The list \((X,Y)\) of pairs of points from the lists \(X,Y\) is called the scatter diagram of the lists \(X,Y\text{.}\) The scatter diagram is said to show linear association if the points are scattered roughly symmetrically about a linear axis. The size of the correlation coefficient determines the tightness or looseness of scattering of points \((X,Y)\) about the regression line. For \(|r|\) near 1, points in the scatter diagram are tightly clustered about the regression line. As \(|r|\) approaches 0, the scatter diagram is more and more loosely clustered about the regression line.

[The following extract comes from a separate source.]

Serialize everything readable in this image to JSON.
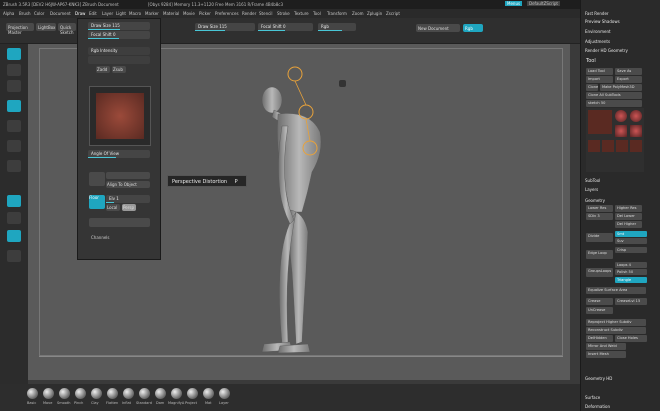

A thin vertical strip in the scatter diagram is a set of points \((X,Y)\) whose \(X\)-coordinate lies in a range from \(A\pm e\text{,}\) where \(A\) is a number within the range of entries of the list \(X\) and \(e\) is a small increment. If the various sets of \(Y\) values in thin vertical strips (for various values of \(A\)) has a similar SD as \(A\) varies, the scatter diagram is said to be homoscedastic. Otherwise, the scatter diagram is said to be heteroscedastic.

Table 2.2.1 shows a comparison of three lines and their rms errors. All three lines pass through the point of averages. The SD line is defined to have positive slope if \(r\gt 0\) and negative slope if \(r\lt 0\text{.}\)

line	slope	rms error
regression line	\(r\cdot \SD(Y)/\SD(X)\)	\(\SD(Y) \sqrt{1-r^2}\)
SD line	\(\pm \SD(Y)/\SD(X)\)	\(\SD(Y) \sqrt{2(1-|r|)}\)
average line	\(0\)	\(\SD(Y)\)

Start with an \(X\)-value \(A\text{,}\) somewhere above or below the value \(\AVE(X)\text{.}\) Use the regression line for \(Y\) on \(X\) to predict the average \(Y\) value for data points whose \(X\) value is near \(A\text{.}\) Call this prediction \(B\text{.}\) Now use the regression line for \(X\) on \(Y\) to predict the average \(X\) value for data points whose \(Y\) value is near \(B\text{.}\) Call this prediction \(C\text{.}\) It will always turn out that \(C\) is between \(\AVE(X)\) and \(A\text{.}\) This is due simply to the fact that, for real data, the value of \(|r|\) is less than 1. This is called the regression effect. Any attempt to explain why \(C\) is between \(\AVE(X)\) and \(A\) by any other reason than simply the fact that \(|r|\lt 1\) is called a regression fallacy.